Medicinal Plants in the Asia Pacific for Zoonotic Pandemics provides an unprecedented, comprehensive overview of the phylogeny, botany, ethnopharmacology, and pharmacology of more than 100 plants used in the traditional medical systems of Asia and Pacific. It discusses their actions and potentials against viruses, bacteria, and fungi that represent a threat of epidemic and pandemic diseases, with an emphasis on the molecular basis and cellular pathways.

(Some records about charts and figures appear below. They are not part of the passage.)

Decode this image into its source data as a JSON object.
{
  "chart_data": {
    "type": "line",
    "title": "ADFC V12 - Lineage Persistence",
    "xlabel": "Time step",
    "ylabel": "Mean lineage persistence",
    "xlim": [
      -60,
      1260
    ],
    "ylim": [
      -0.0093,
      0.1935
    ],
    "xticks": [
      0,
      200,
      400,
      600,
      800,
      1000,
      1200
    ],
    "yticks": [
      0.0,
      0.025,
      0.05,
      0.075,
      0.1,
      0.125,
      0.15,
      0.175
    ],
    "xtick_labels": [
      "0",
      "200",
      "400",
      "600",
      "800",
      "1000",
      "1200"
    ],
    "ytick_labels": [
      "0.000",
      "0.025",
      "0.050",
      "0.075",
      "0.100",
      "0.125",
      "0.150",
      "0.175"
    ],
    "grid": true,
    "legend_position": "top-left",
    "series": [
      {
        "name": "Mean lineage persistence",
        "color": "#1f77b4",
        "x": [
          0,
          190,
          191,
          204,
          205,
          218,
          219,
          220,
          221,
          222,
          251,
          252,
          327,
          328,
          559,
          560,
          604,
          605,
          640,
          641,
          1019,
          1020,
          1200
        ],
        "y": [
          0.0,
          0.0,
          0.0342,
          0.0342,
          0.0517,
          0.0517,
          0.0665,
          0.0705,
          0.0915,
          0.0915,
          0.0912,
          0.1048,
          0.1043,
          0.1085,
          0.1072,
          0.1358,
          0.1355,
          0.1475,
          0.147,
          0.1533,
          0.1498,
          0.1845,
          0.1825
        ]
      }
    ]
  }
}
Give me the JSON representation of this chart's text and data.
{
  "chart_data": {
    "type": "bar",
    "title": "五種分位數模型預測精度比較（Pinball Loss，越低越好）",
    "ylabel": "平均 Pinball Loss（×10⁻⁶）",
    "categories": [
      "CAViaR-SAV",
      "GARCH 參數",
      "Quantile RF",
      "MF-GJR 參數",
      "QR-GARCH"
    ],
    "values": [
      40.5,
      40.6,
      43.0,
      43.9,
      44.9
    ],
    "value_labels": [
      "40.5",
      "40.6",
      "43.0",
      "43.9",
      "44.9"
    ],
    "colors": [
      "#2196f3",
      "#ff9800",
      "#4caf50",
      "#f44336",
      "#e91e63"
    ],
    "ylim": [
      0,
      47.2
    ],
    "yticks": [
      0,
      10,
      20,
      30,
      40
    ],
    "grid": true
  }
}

This book presents scientific names, the botanical classification, traditional medicinal uses, active chemical constituents, and pharmacology. This volume is a critical reference for anyone involved in the discovery of lead molecules or phytopharmaceutical products for the prevention or treatment of pandemic viral, bacterial, or fungal infections.
- Phylogenetic presentation of medicinal plants and a chemotaxonomical rationale of antiviral, antibacterial, and antifungal actions
- Discusses the chemical structure–activity relationship, pharmacokinetics, and oral bioavailability of antimicrobial principles
- Introduces the molecular mechanism of natural products on viruses, bacteria, and fungi
- Contains a selection of botanical plates and useful bibliographic references
This book is a useful research tool for postgraduates, academics, and the pharmaceutical, herbal, and nutrition industries. Medicinal Plants in the Asia Pacific for Zoonotic Pandemics includes commentary sections that invite further research and reflection on the fascinating and timely subject of the development of drugs and herbals from Asia-Pacific medicinal plants to safeguard humanity and other life forms against the forthcoming waves of viral, bacterial, or fungal pandemics. This book is an ideal reference text for medicinal plant enthusiasts.
Table of Contents
Foreword by Dr Vladimir Zarubaev
1. The Clade Protomagnoliids
2. The Clade Magnoliids
3. The Medicithe Clade Monocots
4. The Clade Ranunculids
5. The Clade Core Eudicots
6. The Clade Rosids
Christophe Wiart, PharmD, PhD, is an associate professor of the School of Pharmacy of the University of Nottingham, Malaysia Campus. His fields of expertise are Asian ethnopharmacology, chemotaxonomy, and ethnobotany. He has collected, identified, and classified several hundred species of medicinal plants from India, Southeast Asia, and China.
Dr. Wiart appeared on HBO’s Vice (TV series) in season 3, episode 6 (episode 28 of the series), titled "The Post-Antibiotic World and Indonesia’s Palm Bomb," April 17, 2015. It highlighted the need to find new treatments for infections that were previously treatable with antibiotics but are now resistant to multiple drugs. "The last hope for the human race’s survival, I believe, is in the rainforests of tropical Asia," said ethnopharmacologist Christophe Wiart. "The pharmaceutical wealth of this land is immense."
He currently supervises several PhD students working on the discovery of novel antibacterial, anticancer, antiinflammatory, and antioxidant agents from medicinal plants. Dr. Wiart has written several reference books on the medicinal plants of Asia.
Prof. Christophe Wiart, the author of the presented book, and scientist I am lucky to work with, is one of the most prominent world authorities in the field of ethnobotany and ethnopharmacology. He has collected, described and characterized several hundreds of rare plants of Asian rainforests whose extracts contain novel antibiotics, antiviral, anti-parasite, antioxidant or anticancer agents. It’s hardly to overestimate the importance of Prof. Wiart’s efforts in the field of search and development of novel pharmaceutical agents against human diseases, in particular infectious ones caused by drug-resistant pathogens. It was he who said that “…the last hope for the human race’s survival … is in the rainforests of tropical Asia. The pharmaceutical wealth of this land is immense.”
In summary, the problem of development of novel antivirals is of greatest priority in medicinal science, and in this regard the book of Prof. Christophe Wiart is very desirable, timely and recommended for reading by specialists in botany, plant biochemistry, virology and medicinal chemistry.